UnknownL’histoire commence à l’orée de la Première Guerre mondiale, en Afrique Orientale que se partageaient les Britanniques, les Allemands et les Portugais. Anglais et Allemands qui vivaient en bonne entente deviennent du jour au lendemain de farouches ennemis. Premier geste de guerre, Temple Smith, un Américain installé du côté britannique, se fait expulser de sa ferme par son voisin allemand. En même temps, en Angleterre, on suit le spleen d’un jeune fils de souche aisée, Félix Cobb, qui a en horreur sa famille de militaire, à l’exception de son grand frère adoré, Gabriel, lequel vient de se marier au moment où il est appelé sous les drapeaux. Au fil du récit, ces deux mondes, celui de l’Europe et celui de l’Afrique, finiront par se rejoindre dans un dénouement qui laisse bien des portes ouvertes.

À travers les différents personnages mis en scène par l’auteur, on assiste à la tragédie de l’homme en guerre. Les morts s’additionnent plus vite qu’on peut les compter, les biens sont détruits, les corps se brisent, les amitiés sombrent, l’amour vacille. Et comme si ce n’était pas suffisant, la grippe espagnole parachève la dévastation qui s’est abattue sur l’humanité.

Si le récit est passionnant, c’est que les personnages sont particulièrement vivants. Tout en demi-teintes, en nuances, en ambivalence, comme dans la vraie vie. Au cœur du roman, Félix avance tâtons, ouvre les mauvaises portes, recule, repart, gauchement, courageusement. Imparfait et attachant jeune homme.
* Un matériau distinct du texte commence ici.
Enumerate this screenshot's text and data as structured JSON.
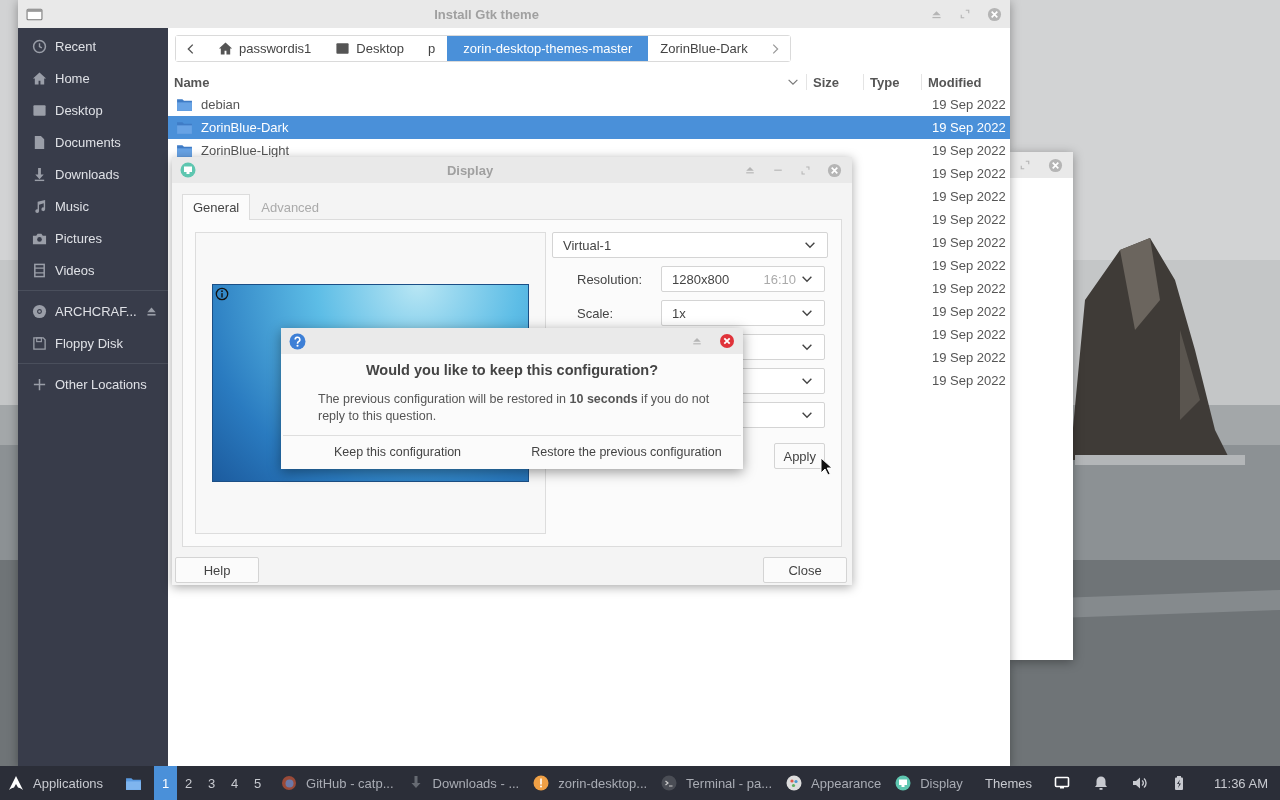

Récit passionnant, personnages attachants et comme toujours, une plume éblouissante. Je vous en donne pour preuve la description que Félix fait de son père :

Le major Cobb était un petit homme qui avait été autrefois puissamment bâti : il lui en restait encore quelques traces mais, depuis qu’il avait quitté l’armée, il avait dangereusement grossi. Ce soir, pensa Félix, il ressemblait à un gros cube blanc et noir en fureur. Il portait — sans que l’on sût pourquoi — des knickerbockers noirs, des bas de soie blancs, des chaussures à boucle, une queue-de-pie, un faux plastron à col cassé et un nœud papillon blanc. Un rang de médailles tintinnabulantes lui barrait la poitrine du côté gauche. On aurait dit un ambassadeur auprès de la Cour de St-James sur le point d’aller présenter ses lettres de créance. Il était presque complètement chauve mais, à l’encontre de la mode actuelle, il avait conservé ses luxuriants favoris. Le visage bouffi et le teint cireux — couleur de vieilles touches de piano —, on l’aurait cru à peine remis d’une maladie ou sur le point d’en attraper une. Il avait de grandes poches sous les yeux et d’épaisses caroncules en guise de paupières : les plis de chair affaissés ne lui laissaient que de minces fentes pour y voir. Un monsieur parfaitement déplaisant d’apparence, se dit Félix qui pria que sa propre vieillesse ne l’affecte point de la sorte.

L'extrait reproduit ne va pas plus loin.